I ran across this item today about the Lower Florida Keys Hospital District board. Mr. Harry Bethel wrote the governor about the conduct of the board. Here are a couple of his concerns.
In his letter to the governor, Bethel questions the absolute authority and possible conflicts of interest surrounding Dr. Mehmet Aylin Atilla’s oversight of the contract between the hospital and a group of emergency room doctors called MD4ER. Bethel also questions Atilla’s authority to bring disciplinary charges against local doctors and the contracted ER doctors’ apparent failure to contact a patient’s primary physician when that patient is brought to the emergency room.
Bethel also addresses the fact that for 11 months last year the emergency room doctors, who bill separately from the hospital, did not accept Blue Cross Blue Shield, the largest insurance provider in the county. During that time, patients with BCBS insurance who visited the emergency room at Lower Keys Medical Center were charged significantly more for emergency room doctors who were considered “out-of-network” because they were not properly credentialed by Blue Cross Blue Shield.
This excerpt really got me.
“I was not prepared for the disrespect and confrontational tone in which I, physicians and members of the community would be attacked,” Bethel wrote. “At that meeting [Hospital CEO] Nicki Will, Dr. Robin Lockwood and Dr. Aylin Atilla and Dr. Herrera came in and tried to belittle and embarrass members of the public who came to address your board about our experiences. Doctors Attila and Herrera actually called the public ‘liars’ about incidents … at which neither doctor was present.”
Bethel further tells the governor that hospital CEO Nicki Will told those present at the meeting that the only way to register a complaint against the hospital is to contact their patient advocate or administrator’s office.

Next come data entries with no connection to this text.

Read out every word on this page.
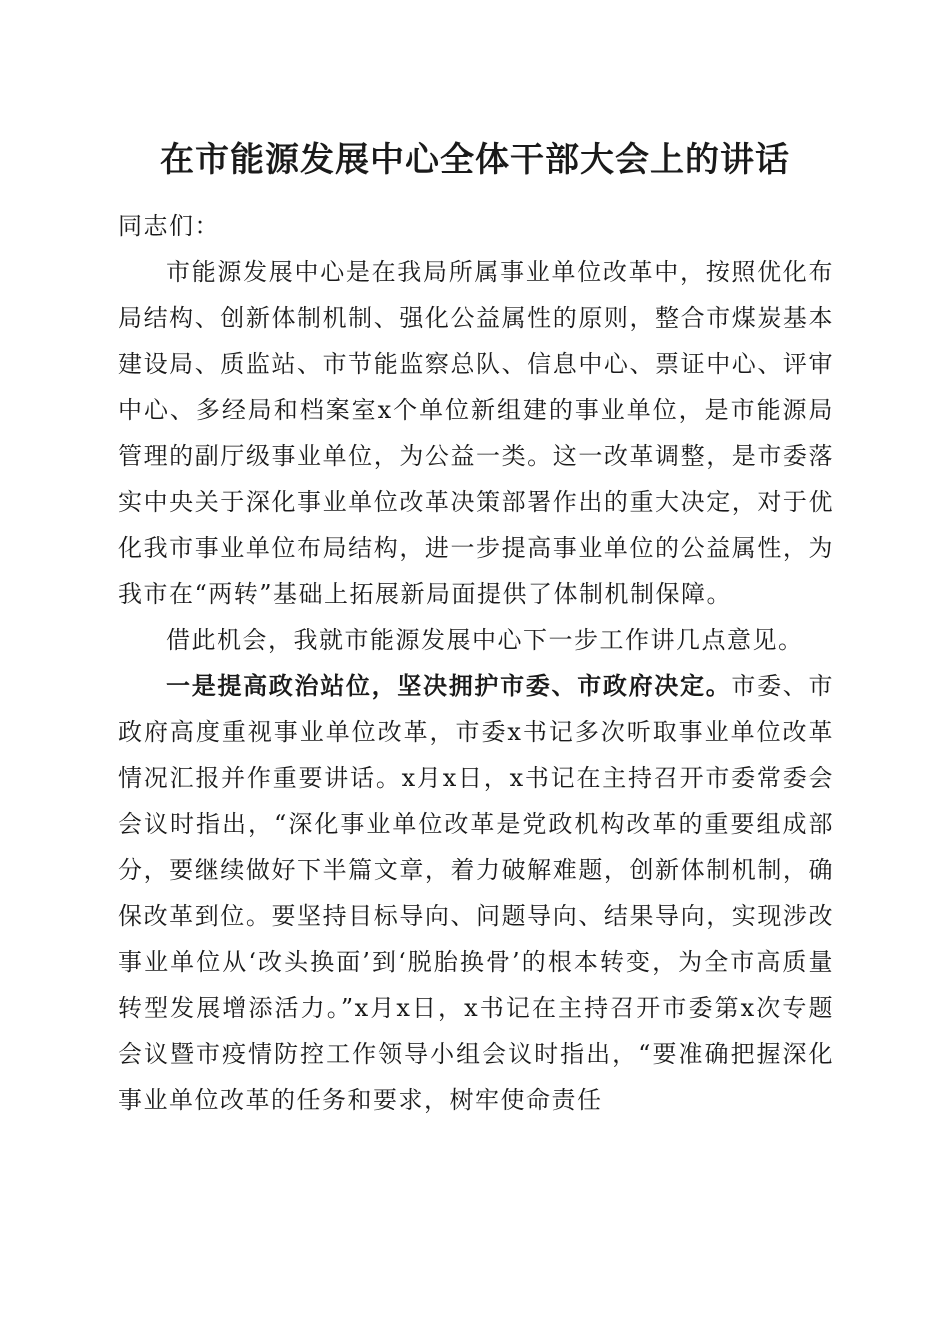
在市能源发展中心全体干部大会上的讲话

同志们：

市能源发展中心是在我局所属事业单位改革中，按照优化布局结构、创新体制机制、强化公益属性的原则，整合市煤炭基本建设局、质监站、市节能监察总队、信息中心、票证中心、评审中心、多经局和档案室x个单位新组建的事业单位，是市能源局管理的副厅级事业单位，为公益一类。这一改革调整，是市委落实中央关于深化事业单位改革决策部署作出的重大决定，对于优化我市事业单位布局结构，进一步提高事业单位的公益属性，为我市在“两转”基础上拓展新局面提供了体制机制保障。

借此机会，我就市能源发展中心下一步工作讲几点意见。

一是提高政治站位，坚决拥护市委、市政府决定。市委、市政府高度重视事业单位改革，市委x书记多次听取事业单位改革情况汇报并作重要讲话。x月x日，x书记在主持召开市委常委会会议时指出，“深化事业单位改革是党政机构改革的重要组成部分，要继续做好下半篇文章，着力破解难题，创新体制机制，确保改革到位。要坚持目标导向、问题导向、结果导向，实现涉改事业单位从‘改头换面’到‘脱胎换骨’的根本转变，为全市高质量转型发展增添活力。”x月x日，x书记在主持召开市委第x次专题会议暨市疫情防控工作领导小组会议时指出，“要准确把握深化事业单位改革的任务和要求，树牢使命责任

“However, every person who attended the meeting on March 14 stated that their calls to both of these advocates had gone unanswered,” Bethel wrote.
I’ve forwarded my own concerns about the Florida Keys Aqueduct Authority (FKAA) board to the governor’s office about Bob Dean. Shortly after that the governor’s office appointed Richard Toppino to the FKAA board, which is a conflict of interest just waiting to happen. Neither of those concerns have been acknowledged or addressed. The appointment process is very secretive. No input is solicited from the public. No records are made available to the public unless they are specifically requested.
The deliberations, if there are any, are conducted out of the public eye. As far as I can tell, no vetting of the applicants is done other than soliciting letters of recommendation. There’s no background check. Nobody looks into potential conflicts of interest. There is no recourse if an inappropriate applicant is appointed. The public just has to accept it.
I hope that Mr. Bethel has better luck than I did.